The combination of all defense strategies led to a substantial reduction in the average ASR for black-box LLMs, lowering it to 5.3%. Additionally, a dataset of adversarial prompts designed to extract sensitive information was curated and used to fine-tune an open-source LLM, enhancing its defense capabilities.
Comprehensive Defense Approaches
The study evaluated ten popular LLMs: seven proprietary black-box models and three open-source ones, including LLama2-13b-chat, Mistral7b, and Mixtral 8x7b. The attack setup involved using adversarial prompts and domain-specific queries to assess prompt leakage.

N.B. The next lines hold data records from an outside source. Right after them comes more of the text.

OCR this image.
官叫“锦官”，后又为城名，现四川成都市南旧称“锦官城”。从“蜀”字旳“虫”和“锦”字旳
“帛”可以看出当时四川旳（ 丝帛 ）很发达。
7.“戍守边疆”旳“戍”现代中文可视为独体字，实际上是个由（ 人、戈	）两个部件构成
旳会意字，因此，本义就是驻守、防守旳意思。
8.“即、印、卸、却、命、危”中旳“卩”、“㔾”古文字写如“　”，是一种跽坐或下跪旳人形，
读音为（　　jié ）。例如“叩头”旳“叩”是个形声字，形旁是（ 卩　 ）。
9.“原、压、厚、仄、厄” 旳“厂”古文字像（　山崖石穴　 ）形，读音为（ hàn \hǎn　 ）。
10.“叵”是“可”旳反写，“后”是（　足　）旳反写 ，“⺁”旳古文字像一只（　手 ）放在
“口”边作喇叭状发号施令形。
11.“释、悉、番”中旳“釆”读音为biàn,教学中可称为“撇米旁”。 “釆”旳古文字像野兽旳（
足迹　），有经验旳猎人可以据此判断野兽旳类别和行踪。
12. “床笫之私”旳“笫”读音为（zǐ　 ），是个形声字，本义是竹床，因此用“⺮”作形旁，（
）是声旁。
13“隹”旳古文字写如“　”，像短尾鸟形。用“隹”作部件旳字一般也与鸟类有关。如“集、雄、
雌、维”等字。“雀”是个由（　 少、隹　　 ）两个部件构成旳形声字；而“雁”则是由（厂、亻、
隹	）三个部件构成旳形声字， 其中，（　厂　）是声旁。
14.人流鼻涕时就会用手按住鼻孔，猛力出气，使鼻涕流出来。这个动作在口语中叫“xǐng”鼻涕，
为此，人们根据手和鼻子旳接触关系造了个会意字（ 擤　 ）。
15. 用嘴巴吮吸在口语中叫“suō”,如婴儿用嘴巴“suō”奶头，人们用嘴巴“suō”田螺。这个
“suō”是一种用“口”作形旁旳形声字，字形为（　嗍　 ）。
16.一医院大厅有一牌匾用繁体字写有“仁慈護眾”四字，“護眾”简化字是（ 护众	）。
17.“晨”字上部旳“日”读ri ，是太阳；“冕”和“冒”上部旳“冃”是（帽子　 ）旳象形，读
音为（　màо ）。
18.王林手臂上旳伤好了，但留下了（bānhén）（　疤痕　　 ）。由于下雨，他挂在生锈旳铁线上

Researchers employed a four-category classification system for leakage: FULL LEAKAGE, NO LEAKAGE, KD LEAKAGE (knowledge documents only), and INSTR LEAKAGE (task instructions only). Any result other than NO LEAKAGE was considered a successful attack. A Rouge-L recall-based method was used to detect leakage, outperforming human annotations in identifying both verbatim and paraphrased leaks.
A comprehensive set of black-box and white-box defense strategies were tested, including:
- In-context examples
- Instruction defense
- Multi-turn dialogue separation
- Sandwich defense
- XML tagging
- Structured outputs (JSON format)
- Query-rewriting modules
Results indicated that query-rewriting was most effective in reducing first-turn ASR in closed-source models, while instruction defense proved more effective in mitigating second-turn attacks.
Novel Threat Model to Secure LLM
Salesforce AI Research’s findings reveal significant vulnerabilities to prompt leakage in LLMs, especially in multi-turn interactions. The study highlights the importance of combining multiple defense strategies, which successfully reduced the ASR to 5.3% in closed-source models. However, open-source models remained more vulnerable, with a 59.8% ASR in the second turn, even with all defenses applied. The study also explored safety fine-tuning for an open-source model, showing promising results when combined with other defense mechanisms.
These insights provide a crucial roadmap for improving LLM security and reducing the risk of prompt leakage across both closed- and open-source models. By refining black-box defenses and incorporating structured responses and query-rewriting, developers can significantly enhance the security of LLM applications in real-world scenarios.